Les amendements défendus par nos collègues Guillaume Gontard et Éric Bocquet tendent à supprimer l'article 1er bis A par lequel la commission, qui l'a ajouté dans le texte, a souhaité circonscrire les actions de groupe en matière de santé et de droit du travail à leur champ actuel, à savoir, respectivement, les produits de santé et les discriminations au travail. Cette limitation nous apparaît en effet nécessaire.
Premièrement, en matière de santé, nous avons été alertés quant au très grand risque que pourraient encourir des professionnels de santé disposant de faibles moyens de défense face à des actions de groupe destinées à salir leur réputation.
Entendons-nous bien, mes chers collègues : nous ne remettons pas en cause le champ actuel des actions de groupe en matière de santé. Des affaires telles que celles du Mediator ou des prothèses mammaires PIP, mentionnées par Mme Vogel dans l'exposé des motifs de l'amendement n° 26, pourraient toujours faire l'objet d'actions de groupe. En revanche, nous estimons que le risque réputationnel que pourraient en particulier encourir des professionnels de santé justifie d'exclure ceux-ci du champ de l'action de groupe et d'en rester au champ actuel.

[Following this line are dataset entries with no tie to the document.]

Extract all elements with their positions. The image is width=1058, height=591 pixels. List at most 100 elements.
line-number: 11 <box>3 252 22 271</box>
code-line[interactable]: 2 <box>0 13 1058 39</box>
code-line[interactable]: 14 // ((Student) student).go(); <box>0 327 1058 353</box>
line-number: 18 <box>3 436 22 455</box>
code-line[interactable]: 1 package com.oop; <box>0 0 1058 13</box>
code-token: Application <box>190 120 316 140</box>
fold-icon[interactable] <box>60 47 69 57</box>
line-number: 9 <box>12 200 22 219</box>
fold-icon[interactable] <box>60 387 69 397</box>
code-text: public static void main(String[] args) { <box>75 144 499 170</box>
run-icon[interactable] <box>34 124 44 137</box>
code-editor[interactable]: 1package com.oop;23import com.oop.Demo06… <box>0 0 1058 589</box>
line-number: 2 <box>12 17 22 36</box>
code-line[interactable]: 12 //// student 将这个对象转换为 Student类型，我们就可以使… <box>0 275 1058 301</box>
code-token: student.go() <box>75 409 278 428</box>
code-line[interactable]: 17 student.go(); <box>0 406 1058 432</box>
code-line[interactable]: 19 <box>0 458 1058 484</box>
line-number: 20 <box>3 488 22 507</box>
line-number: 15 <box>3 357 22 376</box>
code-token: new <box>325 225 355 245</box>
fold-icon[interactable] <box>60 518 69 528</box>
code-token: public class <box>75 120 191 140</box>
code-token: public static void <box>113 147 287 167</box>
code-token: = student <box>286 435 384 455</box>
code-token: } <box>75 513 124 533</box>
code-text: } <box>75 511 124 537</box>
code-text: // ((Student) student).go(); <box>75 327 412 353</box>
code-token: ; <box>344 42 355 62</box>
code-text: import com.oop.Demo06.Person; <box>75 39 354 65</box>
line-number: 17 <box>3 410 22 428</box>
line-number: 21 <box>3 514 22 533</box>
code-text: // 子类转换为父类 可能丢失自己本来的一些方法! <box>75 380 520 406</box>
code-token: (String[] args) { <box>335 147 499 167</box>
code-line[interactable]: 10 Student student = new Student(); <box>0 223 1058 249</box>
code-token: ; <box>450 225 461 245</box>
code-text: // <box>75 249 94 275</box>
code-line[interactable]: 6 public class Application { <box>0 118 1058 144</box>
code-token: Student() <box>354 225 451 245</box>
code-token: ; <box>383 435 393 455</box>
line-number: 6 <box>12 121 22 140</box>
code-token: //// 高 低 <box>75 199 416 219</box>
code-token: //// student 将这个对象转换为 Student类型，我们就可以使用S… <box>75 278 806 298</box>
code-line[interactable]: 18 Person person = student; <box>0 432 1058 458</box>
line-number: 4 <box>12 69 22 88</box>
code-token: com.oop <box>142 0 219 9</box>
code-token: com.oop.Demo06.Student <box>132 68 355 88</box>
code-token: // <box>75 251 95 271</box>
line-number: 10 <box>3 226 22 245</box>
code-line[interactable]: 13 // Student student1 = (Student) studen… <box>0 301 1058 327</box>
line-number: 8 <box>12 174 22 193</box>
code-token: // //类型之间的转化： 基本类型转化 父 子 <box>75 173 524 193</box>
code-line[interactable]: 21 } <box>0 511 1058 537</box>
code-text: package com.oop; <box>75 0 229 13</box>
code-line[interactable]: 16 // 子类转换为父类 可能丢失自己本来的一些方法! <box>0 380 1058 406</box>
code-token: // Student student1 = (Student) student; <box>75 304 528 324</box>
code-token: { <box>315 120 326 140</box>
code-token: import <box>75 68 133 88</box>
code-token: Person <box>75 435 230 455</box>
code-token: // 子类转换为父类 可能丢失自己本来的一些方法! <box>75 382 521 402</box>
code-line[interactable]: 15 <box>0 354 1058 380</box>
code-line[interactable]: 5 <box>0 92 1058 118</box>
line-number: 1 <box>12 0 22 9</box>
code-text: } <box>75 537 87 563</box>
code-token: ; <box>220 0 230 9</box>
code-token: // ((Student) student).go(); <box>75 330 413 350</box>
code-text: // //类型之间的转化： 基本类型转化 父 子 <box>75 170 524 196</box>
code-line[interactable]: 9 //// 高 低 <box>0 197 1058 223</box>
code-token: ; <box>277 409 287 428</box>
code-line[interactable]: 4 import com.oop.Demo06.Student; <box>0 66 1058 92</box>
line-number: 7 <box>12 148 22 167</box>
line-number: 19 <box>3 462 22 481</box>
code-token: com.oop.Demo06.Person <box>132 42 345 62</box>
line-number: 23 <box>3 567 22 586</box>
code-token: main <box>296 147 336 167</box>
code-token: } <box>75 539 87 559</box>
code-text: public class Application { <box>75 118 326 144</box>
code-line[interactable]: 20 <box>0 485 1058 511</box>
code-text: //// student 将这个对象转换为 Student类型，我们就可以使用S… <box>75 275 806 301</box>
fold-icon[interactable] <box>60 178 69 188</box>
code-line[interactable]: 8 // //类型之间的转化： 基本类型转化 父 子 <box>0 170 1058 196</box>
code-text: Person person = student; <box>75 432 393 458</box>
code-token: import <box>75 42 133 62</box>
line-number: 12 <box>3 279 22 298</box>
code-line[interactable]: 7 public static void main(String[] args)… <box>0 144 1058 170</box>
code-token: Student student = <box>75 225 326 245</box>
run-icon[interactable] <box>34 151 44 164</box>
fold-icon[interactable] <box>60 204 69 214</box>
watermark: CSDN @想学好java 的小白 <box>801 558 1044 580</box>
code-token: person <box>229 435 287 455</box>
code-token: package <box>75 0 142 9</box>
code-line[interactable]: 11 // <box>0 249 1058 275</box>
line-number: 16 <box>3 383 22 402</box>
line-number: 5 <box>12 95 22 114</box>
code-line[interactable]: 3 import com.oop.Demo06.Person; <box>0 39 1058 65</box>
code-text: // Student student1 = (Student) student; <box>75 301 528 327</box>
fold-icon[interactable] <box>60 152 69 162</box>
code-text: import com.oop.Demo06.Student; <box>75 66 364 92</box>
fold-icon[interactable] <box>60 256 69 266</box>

Je souhaite par ailleurs répondre à l'argument parfois avancé consistant à affirmer que, le « fond du droit » de la responsabilité n'étant pas modifié par la proposition de loi, ces changements procéduraux seraient sans effet sur l'engagement de la responsabilité des professionnels de santé. C'est exact, mais c'est oublier que le véritable coût d'une action de groupe est réputationnel : quel patient irait consulter un médecin dont le nom figure injustement au registre des actions de groupe, dont je rappelle qu'il est créé par la présente proposition de loi ? Dans le cas où la responsabilité du professionnel en question ne serait pas reconnue, comment compenser le préjudice ainsi subi ? L'action de groupe « à la française » ne nous paraît pas devoir s'orienter vers ce type de dérives.
Deuxièmement, en matière de droit du travail, il nous a semblé qu'une ouverture indiscriminée du champ d'application de l'action de groupe risquerait en particulier de dessaisir les conseils de prud'hommes de pans non négligeables du contentieux, ce qui serait un effet de bord particulièrement fâcheux de cette réforme, les prud'hommes rendant la justice au plus près des intérêts des salariés et des employeurs.
Il nous a également semblé, comme le rappelle Mme Vogel, que cela risquerait de priver les syndicats du rôle majeur qui leur échoit dans la conduite du dialogue social comme dans l'action contentieuse. L'écosystème des relations de travail, qui repose en particulier sur le rôle des syndicats et sur celui des conseils de prud'hommes, ne me paraît pas devoir être incidemment perturbé par cette réforme.
En conséquence, je demande le retrait de ces amendements identiques ; à défaut, l'avis de la commission serait défavorable.